Für unsere OSP-Leistungsdiagnostiker Dr. Falk Schade und Ralf Böhle ermöglichen diverse technische Hilfsmittel dabei die Erhebung und Schnellauswertung objektiver Messdaten. Der Bewegungsablauf der Hochspringer*innen kann sozusagen in seine Einzelteile zerlegt und wissenschaftlich ausgewertet werden. Die ermittelten Erkenntnisse werden dann unmittelbar im laufenden Training an Trainer und Athlet weitergegeben.
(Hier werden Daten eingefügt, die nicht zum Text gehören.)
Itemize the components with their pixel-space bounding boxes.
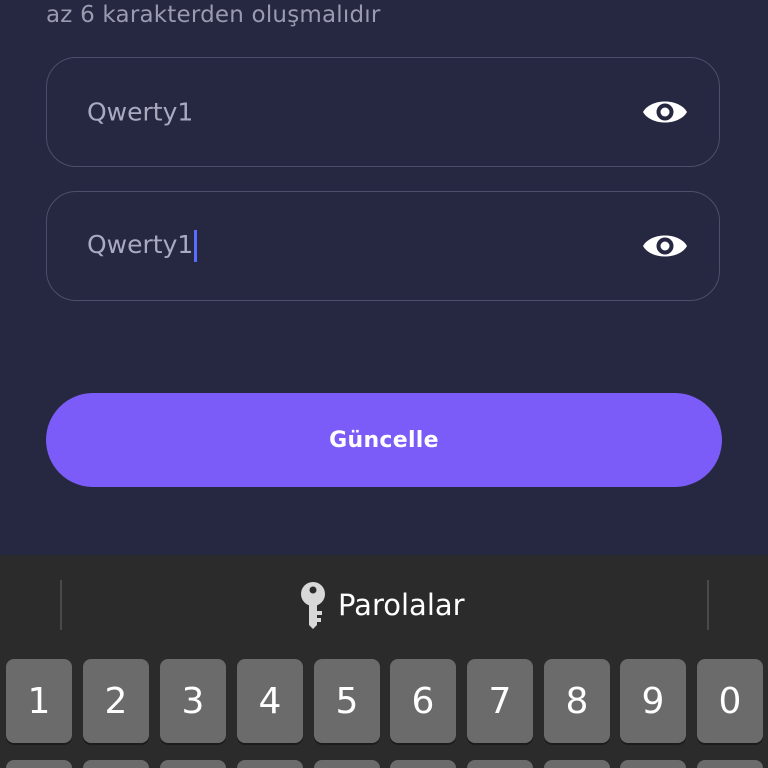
key-row2-partial[interactable] <box>237 760 303 768</box>
confirm-password-field[interactable]: Qwerty1 <box>46 191 720 301</box>
key-1[interactable]: 1 <box>6 659 72 743</box>
key-7[interactable]: 7 <box>467 659 533 743</box>
confirm-password-value: Qwerty1 <box>87 230 194 259</box>
suggestion-divider <box>60 580 62 630</box>
suggestion-bar: Parolalar <box>0 555 768 655</box>
key-9[interactable]: 9 <box>620 659 686 743</box>
keyboard: Parolalar 1 2 3 4 5 6 7 8 9 0 <box>0 555 768 768</box>
key-2[interactable]: 2 <box>83 659 149 743</box>
update-button[interactable]: Güncelle <box>46 393 722 487</box>
passwords-suggestion[interactable]: Parolalar <box>298 577 465 633</box>
passwords-suggestion-label: Parolalar <box>338 588 465 622</box>
key-row2-partial[interactable] <box>544 760 610 768</box>
key-6[interactable]: 6 <box>390 659 456 743</box>
confirm-password-value-wrap: Qwerty1 <box>87 230 198 262</box>
text-caret <box>194 230 198 262</box>
key-row2-partial[interactable] <box>314 760 380 768</box>
key-0[interactable]: 0 <box>697 659 763 743</box>
key-row2-partial[interactable] <box>620 760 686 768</box>
key-8[interactable]: 8 <box>544 659 610 743</box>
key-row2-partial[interactable] <box>6 760 72 768</box>
key-row2-partial[interactable] <box>697 760 763 768</box>
eye-icon[interactable] <box>641 95 689 129</box>
key-row2-partial[interactable] <box>160 760 226 768</box>
new-password-value: Qwerty1 <box>87 97 194 127</box>
eye-icon[interactable] <box>641 229 689 263</box>
password-hint: az 6 karakterden oluşmalıdır <box>46 2 381 28</box>
password-update-screen: az 6 karakterden oluşmalıdır Qwerty1 Qwe… <box>0 0 768 768</box>
key-5[interactable]: 5 <box>314 659 380 743</box>
key-icon <box>301 582 325 629</box>
suggestion-divider <box>707 580 709 630</box>
key-row2-partial[interactable] <box>83 760 149 768</box>
new-password-field[interactable]: Qwerty1 <box>46 57 720 167</box>
key-row2-partial[interactable] <box>390 760 456 768</box>
key-4[interactable]: 4 <box>237 659 303 743</box>
key-row2-partial[interactable] <box>467 760 533 768</box>
key-3[interactable]: 3 <box>160 659 226 743</box>
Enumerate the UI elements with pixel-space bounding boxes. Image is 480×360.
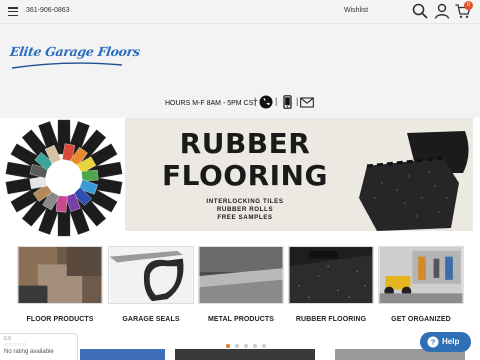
metal-products-image <box>198 246 284 304</box>
chat-bubble-icon: ? <box>427 336 439 348</box>
garage-seals-image <box>108 246 194 304</box>
carousel-dot[interactable] <box>253 344 257 348</box>
banner-title-line2: FLOORING <box>162 159 328 192</box>
carousel-dot[interactable] <box>235 344 239 348</box>
rubber-swatch-fan-image <box>5 118 123 238</box>
next-section-preview <box>80 349 465 360</box>
reviews-text: No rating available <box>4 349 54 355</box>
category-label[interactable]: METAL PRODUCTS <box>198 316 284 323</box>
help-button[interactable]: ? Help <box>420 332 471 352</box>
banner-sub-line: RUBBER ROLLS <box>216 206 274 213</box>
banner-sub-line: INTERLOCKING TILES <box>206 198 284 205</box>
rubber-tile-image <box>359 131 469 231</box>
category-label[interactable]: GET ORGANIZED <box>378 316 464 323</box>
banner-title-line1: RUBBER <box>179 127 311 160</box>
category-floor-products[interactable]: FLOOR PRODUCTS <box>17 246 103 323</box>
menu-icon[interactable] <box>8 7 18 17</box>
carousel-dot[interactable] <box>262 344 266 348</box>
category-label[interactable]: RUBBER FLOORING <box>288 316 374 323</box>
floor-products-image <box>17 246 103 304</box>
top-bar: 361-906-0863 Wishlist 0 <box>0 0 480 24</box>
carousel-dot[interactable] <box>226 344 230 348</box>
site-logo[interactable]: Elite Garage Floors <box>9 44 141 59</box>
carousel-dots <box>226 344 266 348</box>
category-rubber-flooring[interactable]: RUBBER FLOORING <box>288 246 374 323</box>
category-metal-products[interactable]: METAL PRODUCTS <box>198 246 284 323</box>
divider: | <box>275 96 278 106</box>
category-garage-seals[interactable]: GARAGE SEALS <box>108 246 194 323</box>
svg-text:?: ? <box>431 338 436 347</box>
category-grid: FLOOR PRODUCTS GARAGE SEALS METAL PRODUC… <box>0 246 480 326</box>
rubber-flooring-banner[interactable]: RUBBER FLOORING INTERLOCKING TILES RUBBE… <box>125 118 473 231</box>
divider: | <box>296 96 299 106</box>
mobile-phone-icon[interactable] <box>281 95 295 109</box>
divider: | <box>254 96 257 106</box>
hero-carousel[interactable]: RUBBER FLOORING INTERLOCKING TILES RUBBE… <box>0 118 480 348</box>
phone-number-link[interactable]: 361-906-0863 <box>26 7 70 14</box>
banner-sub-line: FREE SAMPLES <box>217 214 273 221</box>
banner-title: RUBBER FLOORING <box>125 128 365 192</box>
cart-count-badge: 0 <box>464 1 473 10</box>
help-label: Help <box>442 337 460 346</box>
user-icon[interactable] <box>434 3 450 19</box>
category-label[interactable]: FLOOR PRODUCTS <box>17 316 103 323</box>
site-header: Elite Garage Floors HOURS M-F 8AM - 5PM … <box>0 24 480 118</box>
wishlist-link[interactable]: Wishlist <box>344 7 368 14</box>
category-label[interactable]: GARAGE SEALS <box>108 316 194 323</box>
logo-swoosh-icon <box>12 62 122 69</box>
search-icon[interactable] <box>412 3 428 19</box>
category-get-organized[interactable]: GET ORGANIZED <box>378 246 464 323</box>
carousel-dot[interactable] <box>244 344 248 348</box>
reviews-widget[interactable]: 0.0 ☆☆☆☆☆ No rating available <box>0 333 78 360</box>
rating-stars-icon: ☆☆☆☆☆ <box>4 342 27 348</box>
get-organized-image <box>378 246 464 304</box>
banner-subtitle: INTERLOCKING TILES RUBBER ROLLS FREE SAM… <box>125 198 365 222</box>
email-icon[interactable] <box>300 95 314 109</box>
rubber-flooring-image <box>288 246 374 304</box>
business-hours: HOURS M-F 8AM - 5PM CST <box>165 100 258 107</box>
phone-call-icon[interactable] <box>259 95 273 109</box>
Über Kraftmessplatten im Boden können die Wissenschaftler die Bodenreaktionskräfte der Springer*innen während des Absprungs analysieren. Die Bewegungserfassung geschieht mithilfe von mehr als 20 Infrarotkameras, die über der Sprunganlage unter dem Hallendach montiert sind, und einer Highspeed-Kamera. „Damit die Kameras die Bewegung einfangen können, werden an markanten Körperstellen des jeweiligen Springers wie Kopf, Schultern, Ellbogen, Hüften, Knie und Füßen reflektierende Marker aufgeklebt. Unsere Messtechnik ist in der Lage die Bewegung dieser Marker millimetergenau zu erfassen und wir bekommen unmittelbar nach jedem Sprung ein dreidimensionales Abbild von der Aktion.“, erklärt Ralf Böhle.
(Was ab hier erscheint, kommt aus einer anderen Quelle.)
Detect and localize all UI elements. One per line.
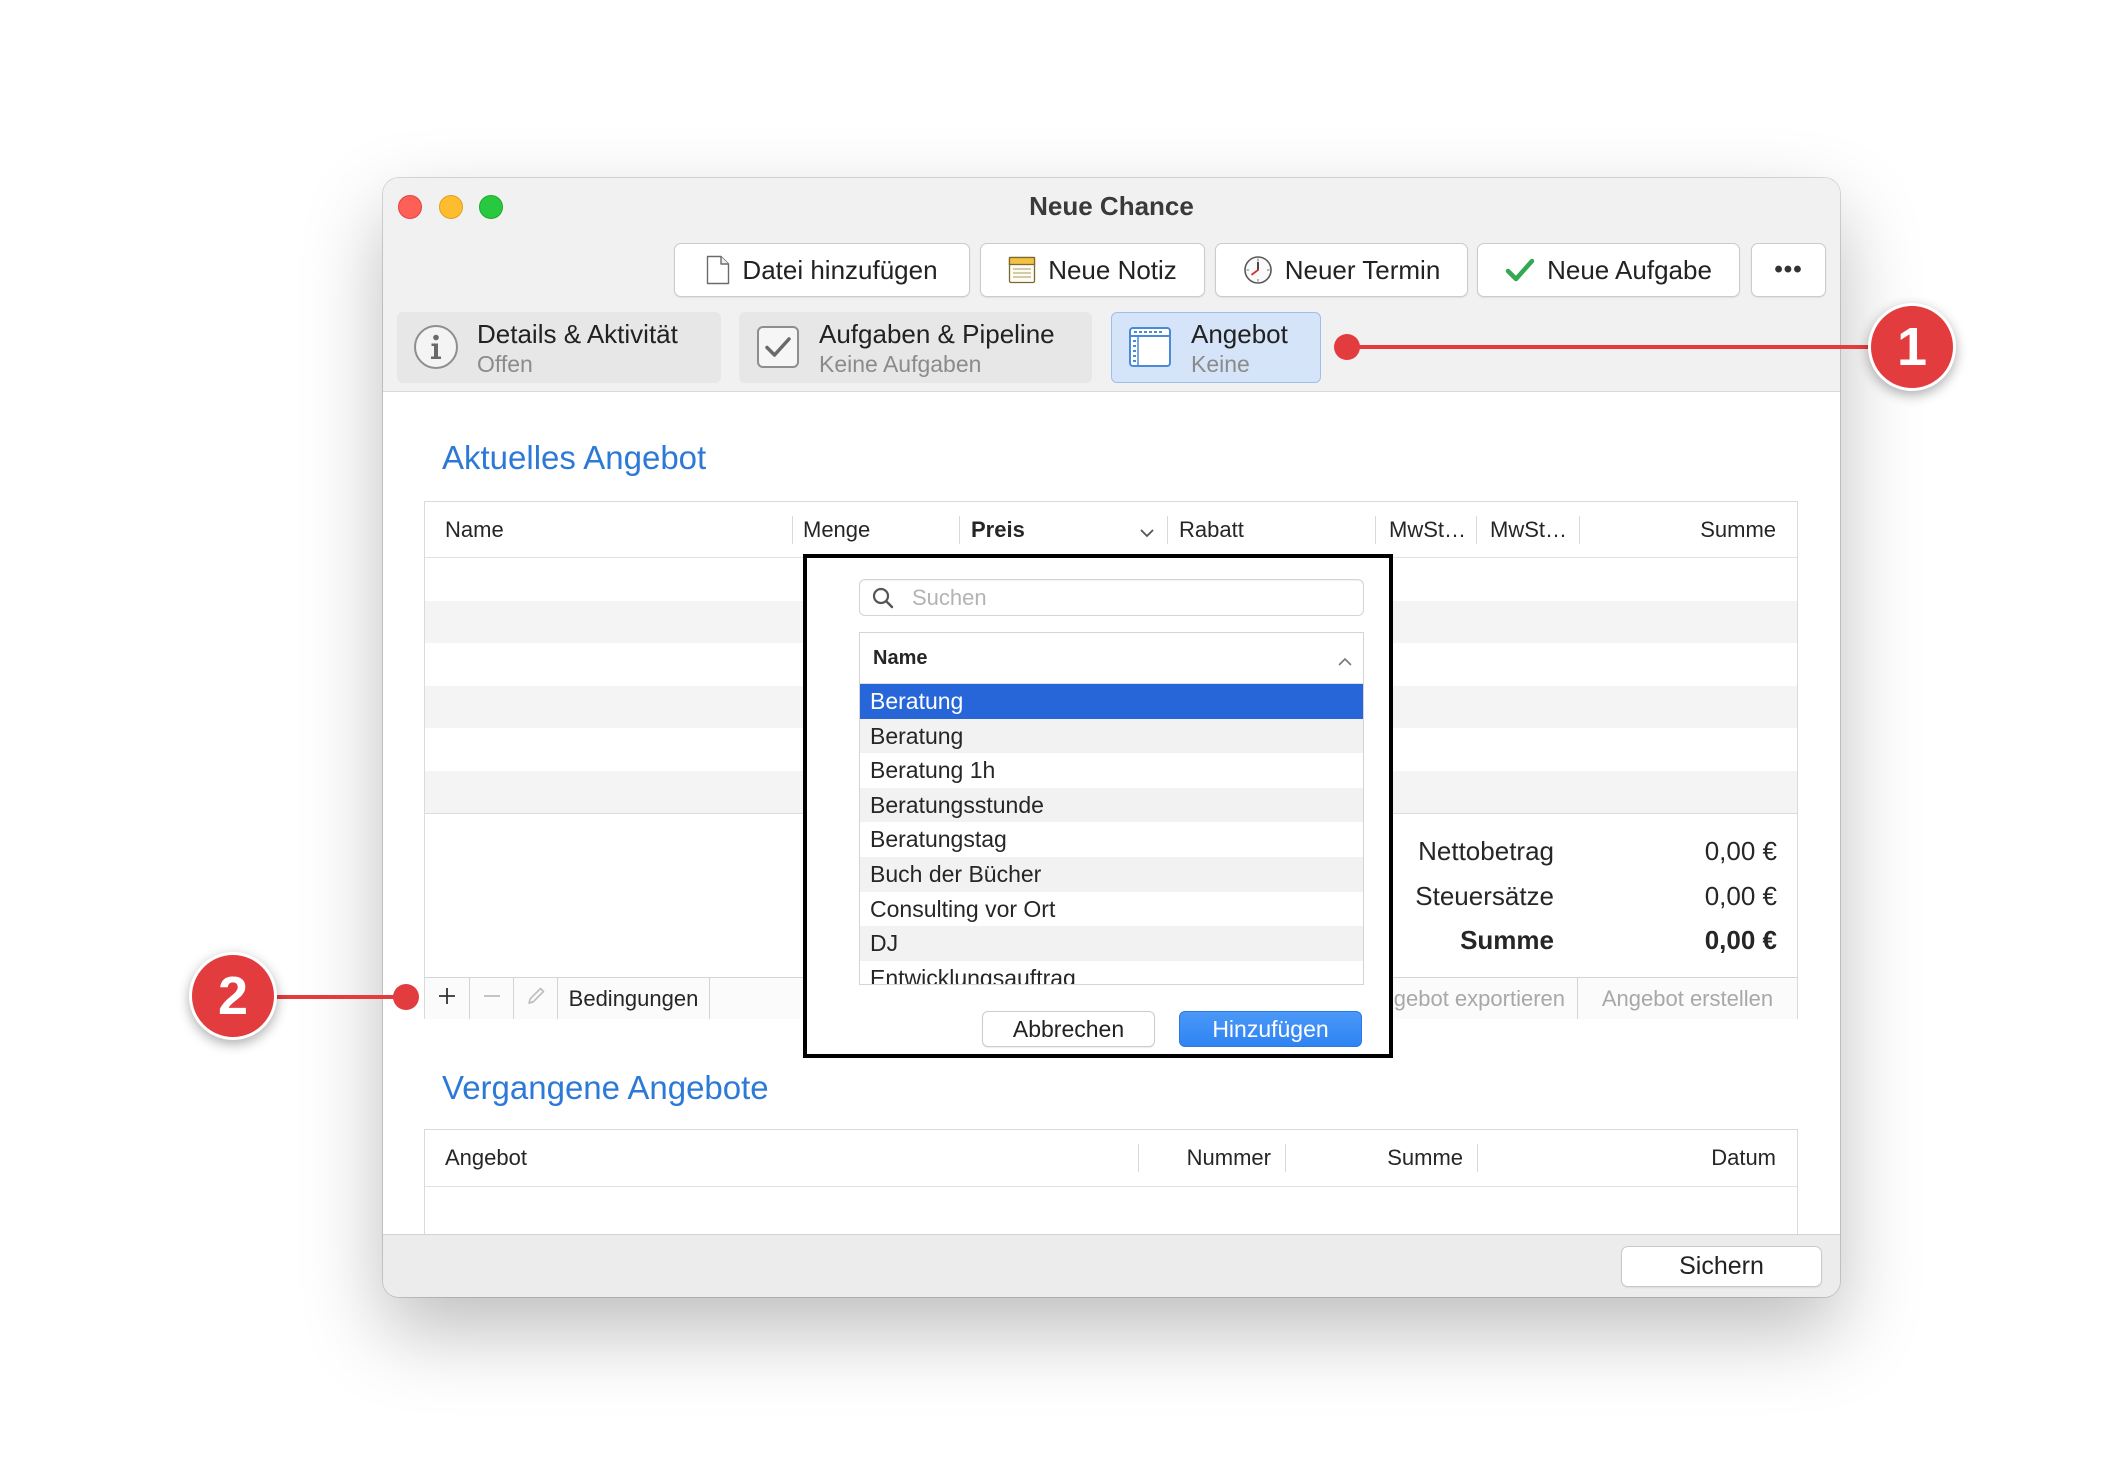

OSP-Trainingswissenschaftler Dr. Falk Schade, der den Messplatz ursprünglich für die Disziplin Stabhochsprung konzipierte, sieht in der Anlage ein „anschauliches Beispiel für die Wirksamkeit tiefgehender biomechanischer Bewegungsanalysen unter Einbeziehung von Energiebetrachtungen“ und entwickelt die Nutzungsmöglichkeiten kontinuierlich weiter. „Die bisherige automatische Bewegungserfassung und -Analyse sowie Kopplung mit Kraftmessung am Absprungpunkt wollen wir im Hochsprung auf ein international neues Level heben, indem wir zusätzlich die Kräfte beim vorletzten Bodenkontakt messen, die wir als einen innovativen, extrem wichtigen Parameter für das zukünftige Technik-Coaching identifiziert haben. Denn der hochdynamische und sehr schnelle Absprung wird maßgeblich durch das Bewegungsverhalten im vorletzten Bodenkontakt beeinflusst“ so der Trainingswissenschaftler, der den Messplatz gemeinsam mit Ralf Böhle nun auch für weitere Disziplinen anwendbar macht.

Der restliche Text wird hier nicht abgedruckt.